Research soon unearthed such a tradition at Mayburgh in connection with the destruction of the central setting of megaliths, recorded in an appendix by Heelis to Clarke’s Survey of the Lakes,1789. Clarke tells that “stones were blasted and removed by order of a person who seems to have been at that time the farmer of this place: one of the men employed in the work having hanged himself, and the other turning lunatic, has given a fair opening to vulgar superstition, to impute these misfortunes to their sacrilege in defacing what they suppose was formerly a place of eminent sanctity” [7].

Following debate over the appropriateness of using a prehistoric ritual site for Christian services and commemoration and even over the ritual significance of Mayburgh, it was finally agreed to hold the celebration outside the henge, but at the foot of its cobbled bank in the adjacent field.

So on Sunday, July 2, 2000, just as the sun was reaching its zenith, and several hours before the Right Rev Richard Garrard, Bishop of Penrith, climbed a ladder to the top of the Millennium Monument and blessed the stone, a neo-pagan assembly met at the henge to perform a blessing and to ask the ancestral spirits of Mayburgh to accept the new Millennium Monument into the landscape.
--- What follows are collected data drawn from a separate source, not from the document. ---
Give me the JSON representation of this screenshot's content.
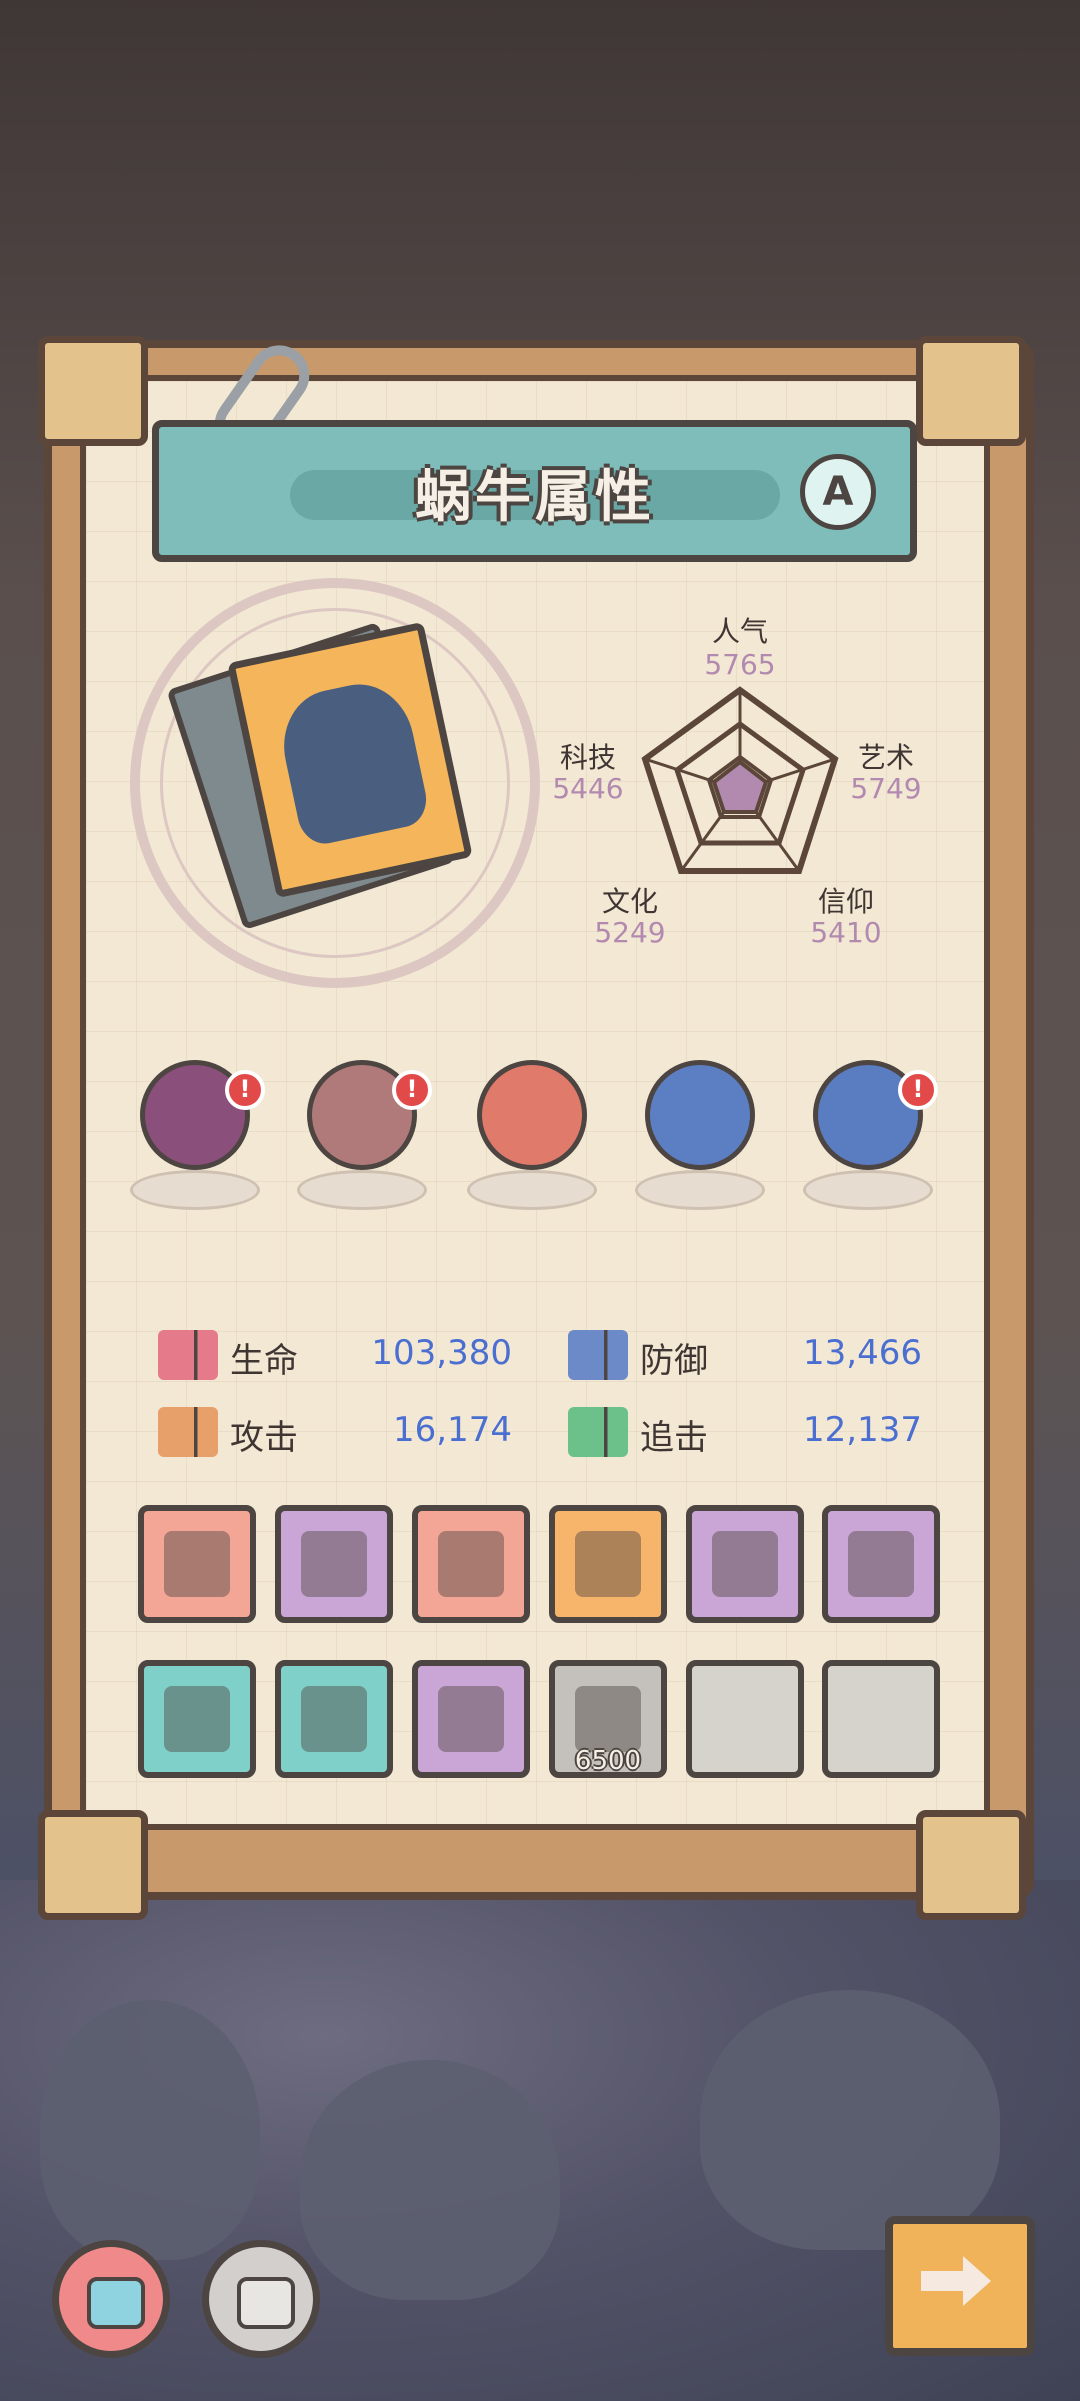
{
  "title": "蜗牛属性",
  "grade": "A",
  "attributes": [
    {
      "name": "人气",
      "value": "5765"
    },
    {
      "name": "艺术",
      "value": "5749"
    },
    {
      "name": "信仰",
      "value": "5410"
    },
    {
      "name": "文化",
      "value": "5249"
    },
    {
      "name": "科技",
      "value": "5446"
    }
  ],
  "equipment": [
    {
      "name": "tentacle-relic",
      "color": "#8a4f7a",
      "alert": "!"
    },
    {
      "name": "demon-mask-relic",
      "color": "#b07a7a",
      "alert": "!"
    },
    {
      "name": "snail-shell-relic",
      "color": "#e07a6a",
      "alert": ""
    },
    {
      "name": "compass-relic",
      "color": "#5b7fc2",
      "alert": ""
    },
    {
      "name": "gem-bowl-relic",
      "color": "#5a7cc0",
      "alert": "!"
    }
  ],
  "stats": [
    {
      "label": "生命",
      "value": "103,380",
      "color": "#e57b8a"
    },
    {
      "label": "防御",
      "value": "13,466",
      "color": "#6c8ac8"
    },
    {
      "label": "攻击",
      "value": "16,174",
      "color": "#e8a06a"
    },
    {
      "label": "追击",
      "value": "12,137",
      "color": "#6cc08a"
    }
  ],
  "items": [
    {
      "name": "belt-item",
      "color": "#f3a596",
      "count": ""
    },
    {
      "name": "wood-mask-item",
      "color": "#c9a6d6",
      "count": ""
    },
    {
      "name": "blaster-item",
      "color": "#f3a596",
      "count": ""
    },
    {
      "name": "katana-item",
      "color": "#f7b56b",
      "count": ""
    },
    {
      "name": "tribal-mask-item",
      "color": "#c9a6d6",
      "count": ""
    },
    {
      "name": "crossed-swords-item",
      "color": "#c9a6d6",
      "count": ""
    },
    {
      "name": "baton-item",
      "color": "#7fd0c8",
      "count": ""
    },
    {
      "name": "pickaxe-item",
      "color": "#7fd0c8",
      "count": ""
    },
    {
      "name": "drum-item",
      "color": "#c9a6d6",
      "count": ""
    },
    {
      "name": "scroll-item",
      "color": "#c4c0bc",
      "count": "6500"
    },
    {
      "name": "empty-slot",
      "color": "#d6d2cc",
      "count": ""
    },
    {
      "name": "empty-slot",
      "color": "#d6d2cc",
      "count": ""
    }
  ],
  "colors": {
    "accent": "#7fbdbb",
    "radar_fill": "#b28ab0",
    "value_blue": "#4a6fd1"
  }
}
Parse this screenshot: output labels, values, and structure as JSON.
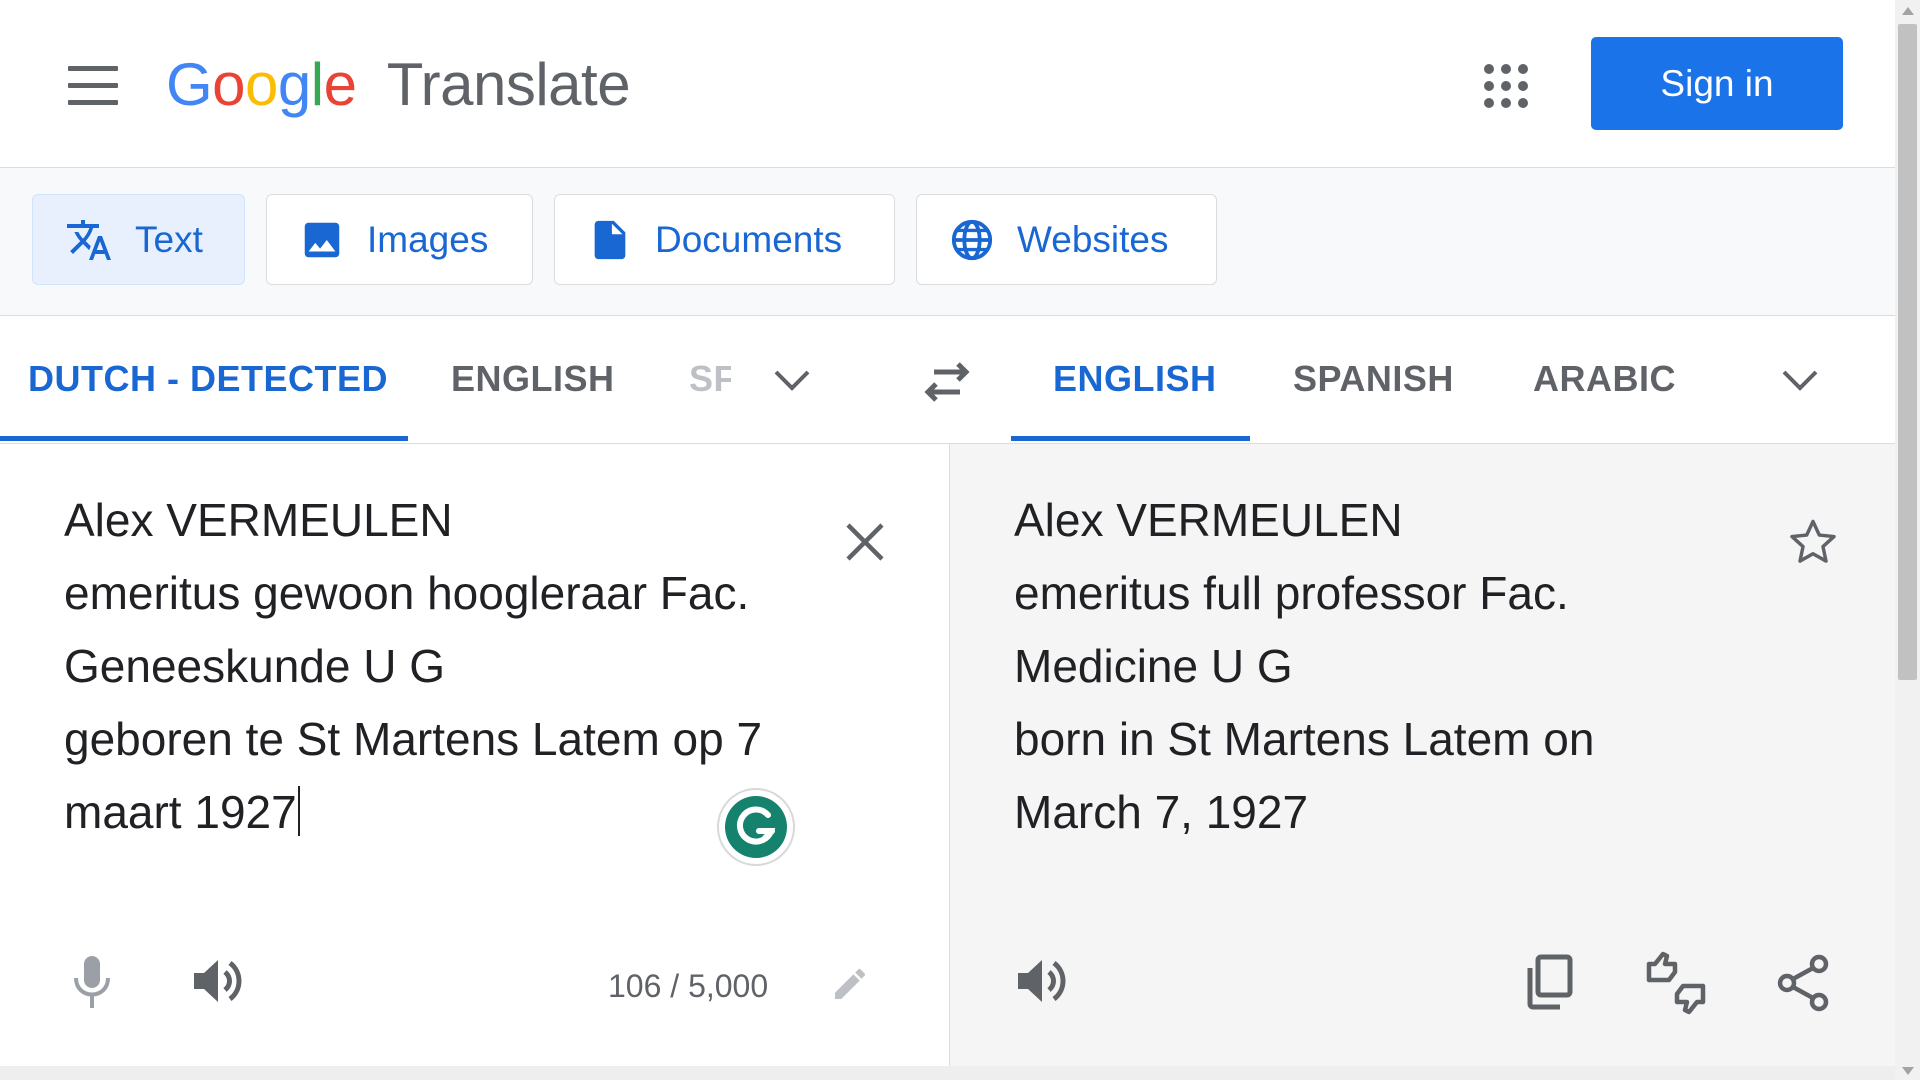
{
  "header": {
    "logo_letters": [
      {
        "char": "G",
        "color": "#4285f4"
      },
      {
        "char": "o",
        "color": "#ea4335"
      },
      {
        "char": "o",
        "color": "#fbbc04"
      },
      {
        "char": "g",
        "color": "#4285f4"
      },
      {
        "char": "l",
        "color": "#34a853"
      },
      {
        "char": "e",
        "color": "#ea4335"
      }
    ],
    "product_name": "Translate",
    "menu_icon": "hamburger-icon",
    "apps_icon": "apps-grid-icon",
    "sign_in_label": "Sign in"
  },
  "modes": [
    {
      "label": "Text",
      "icon": "translate-icon",
      "active": true
    },
    {
      "label": "Images",
      "icon": "image-icon",
      "active": false
    },
    {
      "label": "Documents",
      "icon": "document-icon",
      "active": false
    },
    {
      "label": "Websites",
      "icon": "globe-icon",
      "active": false
    }
  ],
  "source_languages": [
    {
      "label": "DUTCH - DETECTED",
      "active": true
    },
    {
      "label": "ENGLISH",
      "active": false
    },
    {
      "label": "SF",
      "active": false
    }
  ],
  "target_languages": [
    {
      "label": "ENGLISH",
      "active": true
    },
    {
      "label": "SPANISH",
      "active": false
    },
    {
      "label": "ARABIC",
      "active": false
    }
  ],
  "swap_icon": "swap-arrows-icon",
  "source": {
    "lines": [
      "Alex VERMEULEN",
      "emeritus gewoon hoogleraar Fac.",
      "Geneeskunde U G",
      "geboren te St Martens Latem op 7",
      "maart 1927"
    ],
    "char_count": "106 / 5,000"
  },
  "target": {
    "lines": [
      "Alex VERMEULEN",
      "emeritus full professor Fac.",
      "Medicine U G",
      "born in St Martens Latem on",
      "March 7, 1927"
    ]
  },
  "colors": {
    "accent": "#1a73e8",
    "active_text": "#1967d2",
    "icon_gray": "#5f6368",
    "grammarly_green": "#15826d"
  }
}
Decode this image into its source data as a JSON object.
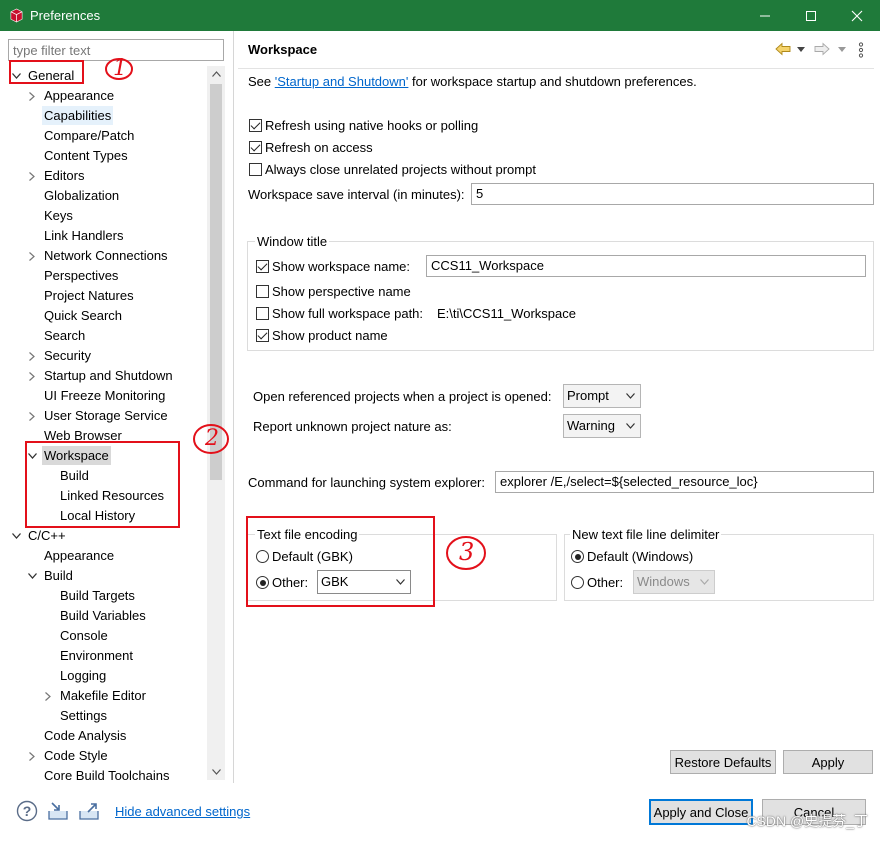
{
  "window": {
    "title": "Preferences",
    "controls": [
      "minimize-icon",
      "maximize-icon",
      "close-icon"
    ]
  },
  "sidebar": {
    "filter_placeholder": "type filter text",
    "tree": [
      {
        "label": "General",
        "level": 0,
        "expand": "open"
      },
      {
        "label": "Appearance",
        "level": 1,
        "expand": "closed"
      },
      {
        "label": "Capabilities",
        "level": 1,
        "expand": "none"
      },
      {
        "label": "Compare/Patch",
        "level": 1,
        "expand": "none"
      },
      {
        "label": "Content Types",
        "level": 1,
        "expand": "none"
      },
      {
        "label": "Editors",
        "level": 1,
        "expand": "closed"
      },
      {
        "label": "Globalization",
        "level": 1,
        "expand": "none"
      },
      {
        "label": "Keys",
        "level": 1,
        "expand": "none"
      },
      {
        "label": "Link Handlers",
        "level": 1,
        "expand": "none"
      },
      {
        "label": "Network Connections",
        "level": 1,
        "expand": "closed"
      },
      {
        "label": "Perspectives",
        "level": 1,
        "expand": "none"
      },
      {
        "label": "Project Natures",
        "level": 1,
        "expand": "none"
      },
      {
        "label": "Quick Search",
        "level": 1,
        "expand": "none"
      },
      {
        "label": "Search",
        "level": 1,
        "expand": "none"
      },
      {
        "label": "Security",
        "level": 1,
        "expand": "closed"
      },
      {
        "label": "Startup and Shutdown",
        "level": 1,
        "expand": "closed"
      },
      {
        "label": "UI Freeze Monitoring",
        "level": 1,
        "expand": "none"
      },
      {
        "label": "User Storage Service",
        "level": 1,
        "expand": "closed"
      },
      {
        "label": "Web Browser",
        "level": 1,
        "expand": "none"
      },
      {
        "label": "Workspace",
        "level": 1,
        "expand": "open",
        "selected": true
      },
      {
        "label": "Build",
        "level": 2,
        "expand": "none"
      },
      {
        "label": "Linked Resources",
        "level": 2,
        "expand": "none"
      },
      {
        "label": "Local History",
        "level": 2,
        "expand": "none"
      },
      {
        "label": "C/C++",
        "level": 0,
        "expand": "open"
      },
      {
        "label": "Appearance",
        "level": 1,
        "expand": "none"
      },
      {
        "label": "Build",
        "level": 1,
        "expand": "open"
      },
      {
        "label": "Build Targets",
        "level": 2,
        "expand": "none"
      },
      {
        "label": "Build Variables",
        "level": 2,
        "expand": "none"
      },
      {
        "label": "Console",
        "level": 2,
        "expand": "none"
      },
      {
        "label": "Environment",
        "level": 2,
        "expand": "none"
      },
      {
        "label": "Logging",
        "level": 2,
        "expand": "none"
      },
      {
        "label": "Makefile Editor",
        "level": 2,
        "expand": "closed"
      },
      {
        "label": "Settings",
        "level": 2,
        "expand": "none"
      },
      {
        "label": "Code Analysis",
        "level": 1,
        "expand": "none"
      },
      {
        "label": "Code Style",
        "level": 1,
        "expand": "closed"
      },
      {
        "label": "Core Build Toolchains",
        "level": 1,
        "expand": "none"
      }
    ]
  },
  "page": {
    "title": "Workspace",
    "intro_prefix": "See ",
    "intro_link": "'Startup and Shutdown'",
    "intro_suffix": " for workspace startup and shutdown preferences.",
    "refresh_native": {
      "label": "Refresh using native hooks or polling",
      "checked": true
    },
    "refresh_access": {
      "label": "Refresh on access",
      "checked": true
    },
    "always_close": {
      "label": "Always close unrelated projects without prompt",
      "checked": false
    },
    "save_interval": {
      "label": "Workspace save interval (in minutes):",
      "value": "5"
    },
    "window_title": {
      "group_label": "Window title",
      "show_workspace_name": {
        "label": "Show workspace name:",
        "checked": true,
        "value": "CCS11_Workspace"
      },
      "show_perspective_name": {
        "label": "Show perspective name",
        "checked": false
      },
      "show_full_path": {
        "label": "Show full workspace path:",
        "checked": false,
        "value": "E:\\ti\\CCS11_Workspace"
      },
      "show_product_name": {
        "label": "Show product name",
        "checked": true
      }
    },
    "open_referenced": {
      "label": "Open referenced projects when a project is opened:",
      "value": "Prompt"
    },
    "report_unknown": {
      "label": "Report unknown project nature as:",
      "value": "Warning"
    },
    "explorer_command": {
      "label": "Command for launching system explorer:",
      "value": "explorer /E,/select=${selected_resource_loc}"
    },
    "text_encoding": {
      "group_label": "Text file encoding",
      "default_option": "Default (GBK)",
      "other_option": "Other:",
      "other_value": "GBK",
      "selected": "other"
    },
    "line_delimiter": {
      "group_label": "New text file line delimiter",
      "default_option": "Default (Windows)",
      "other_option": "Other:",
      "other_value": "Windows",
      "selected": "default"
    },
    "restore_defaults_label": "Restore Defaults",
    "apply_label": "Apply"
  },
  "footer": {
    "hide_advanced_link": "Hide advanced settings",
    "apply_close_label": "Apply and Close",
    "cancel_label": "Cancel",
    "icons": [
      "help-icon",
      "import-icon",
      "export-icon"
    ]
  },
  "annotations": [
    "1",
    "2",
    "3"
  ],
  "watermark": "CSDN @史提芬_丁",
  "colors": {
    "titlebar": "#1f7a3a",
    "link": "#0066cc",
    "annotation_red": "#e3101a",
    "primary_border": "#0078d7"
  }
}
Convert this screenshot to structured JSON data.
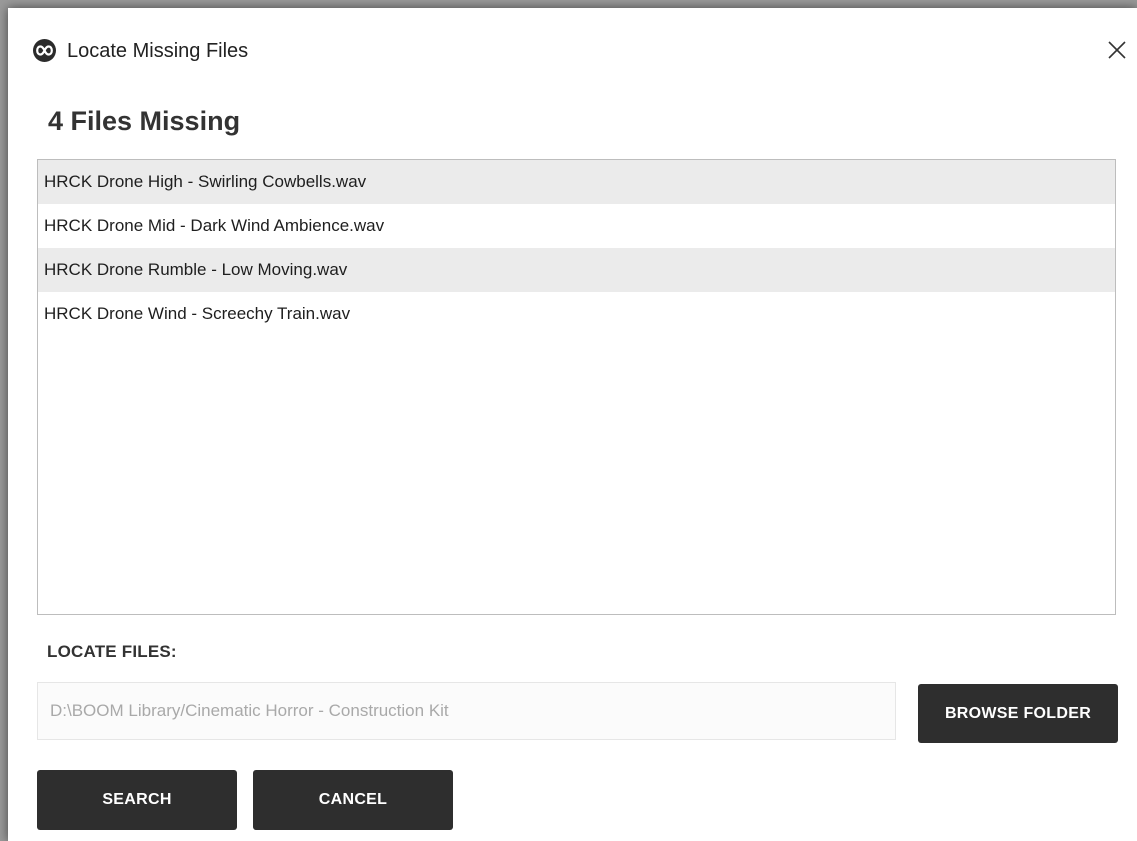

The blessing is an act invoking divine protection. Sacrilege is the desecration of anything regarded as sacred, resulting in the invocation of the darker side of divine protection – the curse. As the Bishop laid hands on the stone in blessing, in the shadow of Mayburgh, he was inadvertently giving substance to the darker legend of the Henge. Indeed a story was unfolding elsewhere within the diocese that would confirm that the church authorities took such occult matters very seriously, questioning Canon Markham’s own seemingly glib response to the traditions of divine intervention and retribution attached to many of our sacred pre-Christian monuments.